Una sera d’inverno ci salii prima di cena. Faceva un freddo polare ma aveva da poco iniziato a nevicare e volevo vedere se di lassù i fiocchi erano più grossi, non limati dalla caduta. Sentivo già l’odore di neve che si mescolava al legno. Passò un po’di tempo, ero come rapito. Mia madre, convinta fossi in camera, continuava a chiamarmi per la cena. Quando si accorse che non ero in casa successe il finimondo. Mio padre si precipitò fuori a cercarmi, era furioso, prese una pila e la puntò in altro, verso di noi. Quando mi vide perse le staffe e mi ordinò di scendere. Ci misi un tempo infinito nel farlo perché avevo le mani gelate e mancavo la presa. Una volta a terra mi presi due schiaffi più forti di quelli che rifilava a mia madre quando litigavano come matti. Li incassai, salii in camera e non volli cenare. Aveva una faccia contratta e paonazza, più per l’ira che l’apprensione. I genitori spesso non sanno amare; non vogliono correre il rischio di crescere qualcosa che sia altro da loro, a meno che questo altro non dia lustro alle loro piccole vite.
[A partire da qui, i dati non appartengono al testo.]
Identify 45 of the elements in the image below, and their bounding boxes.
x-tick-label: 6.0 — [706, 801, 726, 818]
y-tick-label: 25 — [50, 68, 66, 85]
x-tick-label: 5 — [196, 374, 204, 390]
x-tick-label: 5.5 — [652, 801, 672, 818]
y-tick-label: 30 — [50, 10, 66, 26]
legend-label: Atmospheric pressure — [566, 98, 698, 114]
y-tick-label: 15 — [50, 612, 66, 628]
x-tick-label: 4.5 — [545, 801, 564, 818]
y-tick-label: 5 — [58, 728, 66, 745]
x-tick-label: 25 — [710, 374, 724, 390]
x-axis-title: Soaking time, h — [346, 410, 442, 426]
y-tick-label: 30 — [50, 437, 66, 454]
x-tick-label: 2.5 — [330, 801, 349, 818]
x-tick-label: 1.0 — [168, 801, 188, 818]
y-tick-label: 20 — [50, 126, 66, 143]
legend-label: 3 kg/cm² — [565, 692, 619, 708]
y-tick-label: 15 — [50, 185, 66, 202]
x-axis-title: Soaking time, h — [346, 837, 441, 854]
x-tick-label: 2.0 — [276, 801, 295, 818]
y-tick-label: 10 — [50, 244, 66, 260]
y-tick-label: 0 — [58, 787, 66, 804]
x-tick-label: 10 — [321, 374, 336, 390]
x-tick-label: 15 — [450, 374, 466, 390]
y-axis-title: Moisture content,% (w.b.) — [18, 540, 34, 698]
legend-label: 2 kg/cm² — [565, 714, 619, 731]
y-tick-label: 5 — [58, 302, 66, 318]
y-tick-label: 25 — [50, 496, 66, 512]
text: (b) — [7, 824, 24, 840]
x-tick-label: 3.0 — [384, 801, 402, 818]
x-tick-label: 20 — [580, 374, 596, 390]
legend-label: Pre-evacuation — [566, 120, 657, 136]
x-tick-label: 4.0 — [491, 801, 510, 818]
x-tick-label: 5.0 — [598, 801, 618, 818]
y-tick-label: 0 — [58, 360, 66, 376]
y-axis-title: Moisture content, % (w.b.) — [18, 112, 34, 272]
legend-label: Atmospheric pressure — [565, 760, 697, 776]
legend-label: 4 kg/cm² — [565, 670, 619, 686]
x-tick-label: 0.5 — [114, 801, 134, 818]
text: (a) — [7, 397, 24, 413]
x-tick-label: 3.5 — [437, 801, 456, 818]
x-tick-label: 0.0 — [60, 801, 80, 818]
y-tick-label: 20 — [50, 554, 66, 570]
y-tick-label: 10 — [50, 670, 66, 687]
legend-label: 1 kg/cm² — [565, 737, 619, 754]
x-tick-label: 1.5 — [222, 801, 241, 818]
Il giorno dopo, non so perché, non volevo andare a scuola. Mi ci trascinò mia madre, volutamente avevo perso l’autobus. Durante la lezione di italiano la maestra mi chiese se stessi male perché a un certo punto una fitta di dolore al fianco, quasi una lama che entrava, mi tolse il respiro. Durò pochi minuti, poi com’era venuto se ne andò. Ma mi venne da piangere e senza vergogna né ritegno piansi, lì, davanti a tutti e nemmeno sapevo il perché. Poi passò anche il pianto, ma per tutta la mattinata non riuscii a concentrami e ascoltare. All’uscita da scuola temporeggiavo, continuavo a piantare i piedi nella ghiaia del cortile come a diventare albero, e cercare nuove radici. Per non muovere i passi del ritorno.